A Solution to Replicate data from System A(Snowflake) to System B(Postgres)
- Ordering on the replicated data does not need to be maintained
- The Case Table structure is identical in both databases
- Table only contains new/fresh data. Table will not contain data from the previous scheduled job
Table: case
Column Name | Type |
---|---|
country_id | int |
country | varchar |
Error Queue Message:
{
"country_id": Number,
"country" : String
}
DLQ Message:
{
"country_id": Number,
"country" : String
}
- Country column uses a 3-letter code to represent the country
- Our Case Table has two columns/fields (CountryId, Country)

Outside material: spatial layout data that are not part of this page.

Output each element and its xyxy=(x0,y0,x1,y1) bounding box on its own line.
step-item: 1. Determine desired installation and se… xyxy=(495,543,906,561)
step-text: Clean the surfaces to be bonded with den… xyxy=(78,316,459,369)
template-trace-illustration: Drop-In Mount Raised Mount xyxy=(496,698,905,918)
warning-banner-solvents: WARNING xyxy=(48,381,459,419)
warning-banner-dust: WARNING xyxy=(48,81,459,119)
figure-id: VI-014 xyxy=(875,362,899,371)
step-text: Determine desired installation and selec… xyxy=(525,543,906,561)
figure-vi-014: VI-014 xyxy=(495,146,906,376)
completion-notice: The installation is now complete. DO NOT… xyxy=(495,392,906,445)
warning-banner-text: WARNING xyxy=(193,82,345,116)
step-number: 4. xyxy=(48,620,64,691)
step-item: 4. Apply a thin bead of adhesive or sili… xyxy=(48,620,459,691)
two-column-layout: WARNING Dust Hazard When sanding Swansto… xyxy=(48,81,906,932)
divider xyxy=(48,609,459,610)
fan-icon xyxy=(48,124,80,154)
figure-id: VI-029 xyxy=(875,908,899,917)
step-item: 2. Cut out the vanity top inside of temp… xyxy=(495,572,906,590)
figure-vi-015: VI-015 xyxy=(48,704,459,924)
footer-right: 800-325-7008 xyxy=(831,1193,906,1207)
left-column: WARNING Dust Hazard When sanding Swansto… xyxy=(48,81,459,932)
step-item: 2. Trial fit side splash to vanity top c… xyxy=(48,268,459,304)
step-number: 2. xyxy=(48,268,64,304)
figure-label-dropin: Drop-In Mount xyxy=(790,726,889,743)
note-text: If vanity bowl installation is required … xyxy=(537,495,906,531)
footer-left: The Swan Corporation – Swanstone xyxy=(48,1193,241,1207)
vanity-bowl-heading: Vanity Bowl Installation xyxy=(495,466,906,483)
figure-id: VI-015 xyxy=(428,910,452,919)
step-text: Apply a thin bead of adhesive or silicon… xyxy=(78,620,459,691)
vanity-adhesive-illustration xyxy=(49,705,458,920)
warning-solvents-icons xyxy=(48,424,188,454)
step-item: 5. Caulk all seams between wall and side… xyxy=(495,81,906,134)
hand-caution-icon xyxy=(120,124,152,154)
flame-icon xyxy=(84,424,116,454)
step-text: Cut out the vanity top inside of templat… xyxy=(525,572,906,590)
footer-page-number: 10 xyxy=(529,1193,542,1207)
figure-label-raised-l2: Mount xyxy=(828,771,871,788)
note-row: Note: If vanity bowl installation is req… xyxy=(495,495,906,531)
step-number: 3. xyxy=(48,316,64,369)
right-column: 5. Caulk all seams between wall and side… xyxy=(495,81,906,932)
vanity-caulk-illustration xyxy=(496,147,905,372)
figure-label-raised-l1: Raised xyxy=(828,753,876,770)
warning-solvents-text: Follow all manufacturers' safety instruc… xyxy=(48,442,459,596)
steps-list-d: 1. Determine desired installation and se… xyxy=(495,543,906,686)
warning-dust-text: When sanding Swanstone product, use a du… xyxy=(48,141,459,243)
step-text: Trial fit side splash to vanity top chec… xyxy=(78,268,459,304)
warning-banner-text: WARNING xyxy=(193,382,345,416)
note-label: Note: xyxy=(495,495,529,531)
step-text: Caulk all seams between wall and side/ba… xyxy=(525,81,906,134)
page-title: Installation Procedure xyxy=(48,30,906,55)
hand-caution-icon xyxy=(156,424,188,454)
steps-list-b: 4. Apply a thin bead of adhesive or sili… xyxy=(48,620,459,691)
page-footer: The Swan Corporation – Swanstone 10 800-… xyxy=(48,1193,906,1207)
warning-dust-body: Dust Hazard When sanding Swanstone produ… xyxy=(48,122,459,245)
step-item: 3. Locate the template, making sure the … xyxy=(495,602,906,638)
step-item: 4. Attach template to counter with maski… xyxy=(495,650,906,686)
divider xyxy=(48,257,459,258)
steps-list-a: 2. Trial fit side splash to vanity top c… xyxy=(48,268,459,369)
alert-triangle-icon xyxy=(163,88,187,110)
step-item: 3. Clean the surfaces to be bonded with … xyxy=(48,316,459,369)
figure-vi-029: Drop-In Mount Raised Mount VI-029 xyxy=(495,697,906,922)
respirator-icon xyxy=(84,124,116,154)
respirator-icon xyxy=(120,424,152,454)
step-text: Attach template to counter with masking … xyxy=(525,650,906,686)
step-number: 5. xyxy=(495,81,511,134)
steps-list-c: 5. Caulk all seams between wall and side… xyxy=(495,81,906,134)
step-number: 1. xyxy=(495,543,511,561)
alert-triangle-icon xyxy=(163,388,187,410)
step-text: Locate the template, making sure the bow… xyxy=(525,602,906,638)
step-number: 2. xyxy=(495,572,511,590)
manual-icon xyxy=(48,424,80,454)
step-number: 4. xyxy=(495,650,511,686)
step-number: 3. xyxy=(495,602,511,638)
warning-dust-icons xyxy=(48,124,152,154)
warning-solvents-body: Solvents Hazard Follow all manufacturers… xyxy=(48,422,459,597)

- CountryId is the primary key of the Case Table
- Utilize Mulesoft and Anypoint MQ
- Use regulare queues (non-FIFO) and Dead Letter Queues (DLQ)
- Retry on failed records
- Scale applications independently
Our system will run on a scheduled job. Schedule and frequency will be set based on business needs. We will have a process application (proc-countries-scheduler-app) which will pull data from the database in System A and insert that data in batches into our database in System B. This application can be scaled horizontally and vertically if needed.
If any errors occur during the process of replicating data over to System B, proc-countries-scheduler-app will publish messages of failed records onto our countries-schedule-error-queue in Anypoint MQ. This allows us to process any failed records asyncronously. This also allows us to have a more sophisticated fallback strategy as we can set a number of retries on those records/messages.
To implement the error stategy using an error queue we will need to have another process application (proc-countries-error-app). This application will subsrcibe to the queue and attempt to insert the failed records into the database in System B. If records fail again after a certain amount of retries, they will be dropped off into our countries-schedule-dlq DLQ.
Our proc-countries-dlq-app will take any messages off of the DLQ and append those failed records on to a failure report file as our lowest state of fallback.
Anypoint will allow us to assign a DLQ to any queue (countries-schedule-error-queue). After our set amount of redeliveries/retries, the message will be dropped into the assign DLQ. DLQs are meant to be subscribed in the same fashion as other queues. The benefit of subscribing to the queue is the application can handle messages in real-time.
- Anypoint MQ supports up to 120,000 in-flight messages per standard queue.
- The amount of resources allocated to our application are limited to Mulesoft.
- Limiting the amount of records pulled in per scheduled job
- Only remove processed records from System A database
- Could move all the logic in proc-countries-error-app into proc-countries-scheduler-app. Should allocate more workers to handle the extra load put onto the app.
- If we want real time data, consider having another application which will publish the new records found onto a seperate queue and then having an application subscribe/listen on that queue. Diagram
- Have a system to process the failure report and determine a strategy to recover or compensate. If customers are impacted, send notifications.